Kinerja Terhambat Covid-19, Apa yang Harus Dilakukan Industri Asuransi Jiwa?

Bisnis.com,07 Sep 2020, 20:16 WIB
Penulis: Wibi Pangestu Pratama
Pekerja berjaga di Kantor Asosiasi Asuransi Umum Indonesia (AAUI), Jakarta, Jumat (29/5/2020). Bisnis/Eusebio Chrysnamurti

Bisnis.com, JAKARTA — Perolehan premi industri asuransi jiwa mengalami penurunan selama masa pandemi Covid-19 dan membuat industri masih mencatatkan kerugian. Apa yang harus dilakukan industri dalam kondisi tersebut?

Berdasarkan catatan Otoritas Jasa Keuangan (OJK) pada kuartal II/2020, industri asuransi jiwa membukukan premi Rp79,4 triliun atau turun hingga 7,27 persen (year-on-year/yoy) dari premi kuartal II/2019 sebesar Rp85,6 triliun. Hingga kuartal II/2020 industri asuransi jiwa membayarkan klaim Rp35,4 triliun atau menurun 13,73 persen (yoy) dari klaim kuartal II/2019 senilai Rp41,08 triliun.

Adapun, pada paruh pertama tahun iniindustri mengalami kerugian hingga Rp898,9 miliar. Kerugiannya itu berkurang 89,6 persen (yoy) dari catatan kuartal II/2019 yang merugi Rp4,17 triliun.

OJK pun mencatat bahwa pada Juli 2020 industri asuransi jiwa memiliki RBC 502 persen, turun dari posisi awal tahun sebesar 789 persen. Kondisinya berbeda dengan industri asuransi umum yang pada Juli 2020 memiliki RBC 321 persen, turun dari posisi awal tahun sebesar 345 persen, penurunannya lebih sedikit dibandingkan dengan asuransi jiwa.

Dosen Program MM-Fakultas Ekonomika dan Bisnis Universitas Gadjah Mada (UGM) Kapler A. Marpaung menilai bahwa industri harus menyiapkan sejumlah langkah untuk kembali mendongkrak kinerja. Langkah itu mencakup pengelolaan keuangan hingga strategi penjualan produk pada masa pandemi.

"Apa yang perlu dilakukan adalah manajemen cash harus benar-benar baik, menciptakan atau melakukan inovasi produk-produk baru yang benar-benar dibutuhkan masyarakat saat pandemi, jaga hubungan baik dengan klien, serta lakukan efisiensi biaya dengan ketat," ujar Kapler kepada Bisnis, Senin (7/9/2020).

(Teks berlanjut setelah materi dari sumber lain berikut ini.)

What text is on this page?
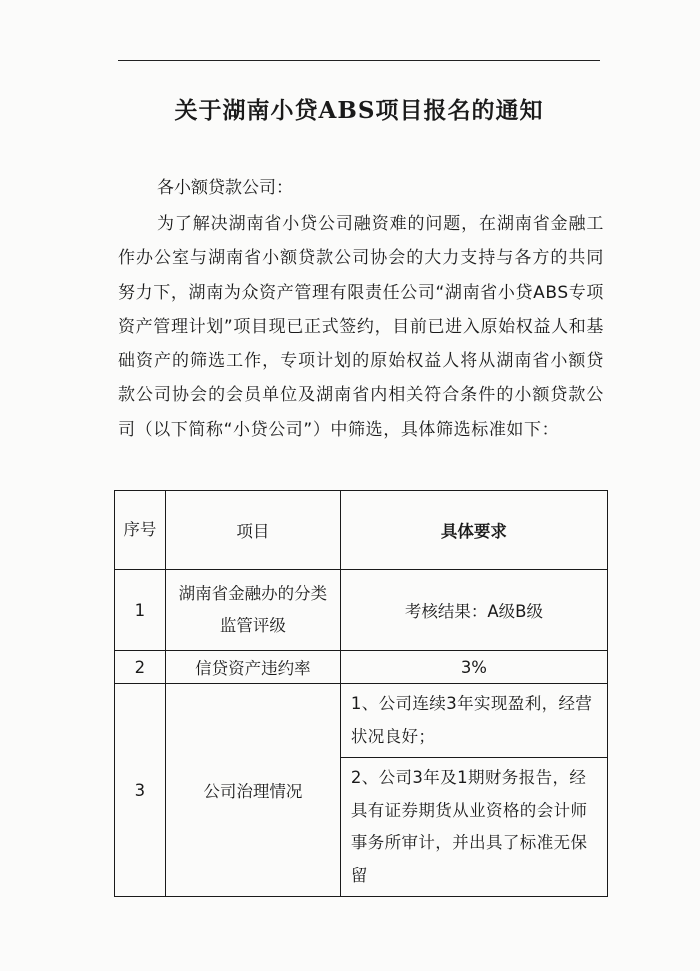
关于湖南小贷ABS项目报名的通知
各小额贷款公司：
为了解决湖南省小贷公司融资难的问题，在湖南省金融工作办公室与湖南省小额贷款公司协会的大力支持与各方的共同努力下，湖南为众资产管理有限责任公司“湖南省小贷ABS专项资产管理计划”项目现已正式签约，目前已进入原始权益人和基础资产的筛选工作，专项计划的原始权益人将从湖南省小额贷款公司协会的会员单位及湖南省内相关符合条件的小额贷款公司（以下简称“小贷公司”）中筛选，具体筛选标准如下：
序号	项目	具体要求
1	湖南省金融办的分类监管评级	考核结果：A级B级
2	信贷资产违约率	3%
3	公司治理情况	1、公司连续3年实现盈利，经营状况良好；
2、公司3年及1期财务报告，经具有证券期货从业资格的会计师事务所审计，并出具了标准无保留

Dia pun menilai bahwa industri asuransi perlu meminta kebijakan khusus kepada regulator terkait kondisi kesehatan keuangan, yakni tingkat rasio solvabilitas atau risk based capital (RBC). Saat ini, OJK mengatur bahwa perusahaan asuransi harus memiliki RBC di atas 120 persen.

"Perlu minta kebijakan-kebijakan khusus dari regulator, karena RBC individual asuransi saya perkirakan sudah ada yang di bawah 120 persen, walau rata-rata RBC masih terjaga di atas 120 persen," ujarnya.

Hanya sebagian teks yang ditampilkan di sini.